Après avoir reçu un fameux coup sur la tête, le monde culturel flamand se relève doucement et prépare la contre-offensive. Une semaine d’action - baptisée la "semaine du feu d’artifice" - sera organisée au début du mois pour protester contre la diminution linéaire de 6 % des subsides accordées aux institutions culturelles et surtout, contre la baisse de 60 % de l’enveloppe consacrée aux nouveaux projets artistiques.

Les soutiens arrivent de toutes parts. Et pas seulement de Flandre. Affichant leur compassion, de nombreux francophones ont recouvert leur photo de profil sur Facebook ou Instagram d’un large bandeau jaune - de ce jaune que l’on retrouve dans le logo de la N-VA et partout dans la communication des autorités flamandes.
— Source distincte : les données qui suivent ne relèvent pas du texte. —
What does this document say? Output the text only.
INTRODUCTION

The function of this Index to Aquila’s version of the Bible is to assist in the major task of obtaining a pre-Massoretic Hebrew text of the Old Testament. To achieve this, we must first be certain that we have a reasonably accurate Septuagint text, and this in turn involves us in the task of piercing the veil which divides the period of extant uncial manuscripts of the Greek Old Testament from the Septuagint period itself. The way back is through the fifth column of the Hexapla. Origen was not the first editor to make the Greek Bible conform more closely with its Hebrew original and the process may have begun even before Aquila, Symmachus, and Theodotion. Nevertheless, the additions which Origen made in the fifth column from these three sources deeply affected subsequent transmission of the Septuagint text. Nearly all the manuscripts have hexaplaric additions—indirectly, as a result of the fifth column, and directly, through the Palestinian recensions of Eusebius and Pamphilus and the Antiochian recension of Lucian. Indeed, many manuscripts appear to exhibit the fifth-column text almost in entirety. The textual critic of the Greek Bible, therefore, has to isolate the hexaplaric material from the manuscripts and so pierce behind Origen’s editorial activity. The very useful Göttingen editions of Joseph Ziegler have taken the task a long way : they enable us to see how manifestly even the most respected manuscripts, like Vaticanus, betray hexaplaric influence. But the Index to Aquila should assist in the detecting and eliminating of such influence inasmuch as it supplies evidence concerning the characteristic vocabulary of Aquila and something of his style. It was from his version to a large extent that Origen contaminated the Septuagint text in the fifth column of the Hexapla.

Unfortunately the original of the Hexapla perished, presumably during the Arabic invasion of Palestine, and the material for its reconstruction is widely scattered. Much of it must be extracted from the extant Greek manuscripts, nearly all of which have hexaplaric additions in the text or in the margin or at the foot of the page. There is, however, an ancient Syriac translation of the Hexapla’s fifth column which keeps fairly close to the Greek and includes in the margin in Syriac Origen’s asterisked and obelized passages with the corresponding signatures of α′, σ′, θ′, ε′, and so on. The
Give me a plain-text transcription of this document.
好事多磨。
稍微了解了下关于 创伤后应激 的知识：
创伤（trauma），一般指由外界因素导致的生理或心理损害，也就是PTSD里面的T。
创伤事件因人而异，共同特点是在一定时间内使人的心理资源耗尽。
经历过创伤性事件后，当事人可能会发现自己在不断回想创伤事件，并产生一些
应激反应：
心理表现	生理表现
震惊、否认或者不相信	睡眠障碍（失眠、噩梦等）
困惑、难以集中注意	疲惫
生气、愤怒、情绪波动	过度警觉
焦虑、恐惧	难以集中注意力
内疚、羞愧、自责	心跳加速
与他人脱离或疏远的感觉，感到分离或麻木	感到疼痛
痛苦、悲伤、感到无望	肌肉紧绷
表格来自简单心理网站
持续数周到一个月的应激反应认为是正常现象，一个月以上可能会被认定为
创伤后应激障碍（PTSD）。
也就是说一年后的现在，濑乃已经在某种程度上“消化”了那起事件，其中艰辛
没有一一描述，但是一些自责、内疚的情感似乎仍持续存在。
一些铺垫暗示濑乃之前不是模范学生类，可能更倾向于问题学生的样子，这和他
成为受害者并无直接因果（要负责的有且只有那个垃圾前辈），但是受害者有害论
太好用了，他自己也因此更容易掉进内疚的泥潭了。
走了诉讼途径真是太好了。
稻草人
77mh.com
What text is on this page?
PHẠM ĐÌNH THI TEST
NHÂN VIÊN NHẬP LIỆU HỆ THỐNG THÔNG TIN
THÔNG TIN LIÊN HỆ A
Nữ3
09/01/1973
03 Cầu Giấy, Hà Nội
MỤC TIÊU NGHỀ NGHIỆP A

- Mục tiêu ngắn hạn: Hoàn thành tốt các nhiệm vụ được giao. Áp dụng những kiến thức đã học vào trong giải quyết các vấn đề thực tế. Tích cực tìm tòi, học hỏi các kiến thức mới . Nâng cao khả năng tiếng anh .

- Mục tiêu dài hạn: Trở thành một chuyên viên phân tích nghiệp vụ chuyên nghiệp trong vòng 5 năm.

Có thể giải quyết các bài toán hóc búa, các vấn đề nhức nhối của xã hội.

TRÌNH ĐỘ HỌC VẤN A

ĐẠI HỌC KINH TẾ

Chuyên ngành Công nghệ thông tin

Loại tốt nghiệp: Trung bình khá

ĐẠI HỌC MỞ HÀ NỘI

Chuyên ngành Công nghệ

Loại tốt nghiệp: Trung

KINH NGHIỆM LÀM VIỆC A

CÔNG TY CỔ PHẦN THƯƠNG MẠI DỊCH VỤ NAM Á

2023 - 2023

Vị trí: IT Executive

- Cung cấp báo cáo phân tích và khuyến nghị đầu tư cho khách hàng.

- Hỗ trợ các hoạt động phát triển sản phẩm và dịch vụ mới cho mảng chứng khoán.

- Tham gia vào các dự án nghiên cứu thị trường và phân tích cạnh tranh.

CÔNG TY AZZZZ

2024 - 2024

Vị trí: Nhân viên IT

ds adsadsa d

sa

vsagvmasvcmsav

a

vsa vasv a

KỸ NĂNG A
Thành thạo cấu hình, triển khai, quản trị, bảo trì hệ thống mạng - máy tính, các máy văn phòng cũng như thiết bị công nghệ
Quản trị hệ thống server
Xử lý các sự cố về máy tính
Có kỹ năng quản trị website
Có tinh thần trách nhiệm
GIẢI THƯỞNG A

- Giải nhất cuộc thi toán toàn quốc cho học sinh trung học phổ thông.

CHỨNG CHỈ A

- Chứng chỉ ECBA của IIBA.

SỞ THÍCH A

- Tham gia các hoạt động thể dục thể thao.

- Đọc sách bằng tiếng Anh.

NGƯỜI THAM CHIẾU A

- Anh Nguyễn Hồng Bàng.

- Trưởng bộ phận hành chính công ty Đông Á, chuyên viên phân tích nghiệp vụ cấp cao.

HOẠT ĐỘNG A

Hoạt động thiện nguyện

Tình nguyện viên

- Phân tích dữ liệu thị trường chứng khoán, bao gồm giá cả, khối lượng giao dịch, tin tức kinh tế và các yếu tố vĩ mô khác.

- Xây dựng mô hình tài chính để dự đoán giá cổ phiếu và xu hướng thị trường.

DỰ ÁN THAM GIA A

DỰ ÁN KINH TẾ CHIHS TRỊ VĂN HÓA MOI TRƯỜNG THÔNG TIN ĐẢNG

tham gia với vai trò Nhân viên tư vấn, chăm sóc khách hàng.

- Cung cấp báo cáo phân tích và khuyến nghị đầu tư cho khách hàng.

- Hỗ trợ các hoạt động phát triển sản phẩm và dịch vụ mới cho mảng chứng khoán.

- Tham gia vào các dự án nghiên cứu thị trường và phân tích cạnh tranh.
Il en faudra cependant plus pour faire reculer le gouvernement flamand. Tout indique sa détermination : la rapidité avec laquelle il a annoncé son intention (le gouvernement venait à peine de se mettre en place), la gestion du dossier confiée au ministre-Président flamand, Jan Jambon (N-VA), signifiant ainsi qu’il s’agit d’une mission de premier ordre, l’apparente indifférence avec laquelle il répond aux protestations. Et puis, surtout, la cohérence de ce coup de rabot avec un projet qui le dépasse nettement : l’édification du canon flamand. Le gouvernement flamand épargne d’ailleurs le patrimoine culturel - le domaine de Bokrijk, où l’on fait revivre la Flandre d’antan, recevra même de nouveaux subsides.

À son tour, l’associatif

La culture n’est pas le seul endroit où devra s’ériger le canon flamand. L’éducation permanente va aussi devoir s’y plier. Vendredi, trois députés de la majorité ont annoncé le dépôt d’une proposition de décret visant à réformer l’aide au milieu associatif.

Deux grands principes sont retenus : 1°, les limites à l’autonomie du gouvernement dans l’octroi des subsides doivent être levées (en clair, l’exécutif ne doit pas être tenu par les avis de conseils consultatifs) et, 2°, les subsides seront retirés aux associations qui "se replient sur leur origine ethno-culturelle" et "entretiennent dès lors la ségrégation". Les trois députés flamands - parmi lesquels l’incontournable Marius Meremans, l’homme derrière le canon flamand - ne donnent pas le nom des associations concernées. Mais à la place de la Fédératie van marokkaanse verenigingen, du Koerdisch institut ou la Turkse Unie van België, on ne serait pas très rassuré.

En soi, cette annonce n’est pas une surprise. Sentant le souffle du Vlaams Belang dans le cou, le nouveau gouvernement avait promis de couper les vivres à ces associations ethno-culturelles. Ce qui étonne davantage, c’est que le CD&V se prête au jeu, lui qui tire du vivier associatif le peu de force qui lui reste. Y’a pas à dire, la Flandre vit des moments de rupture.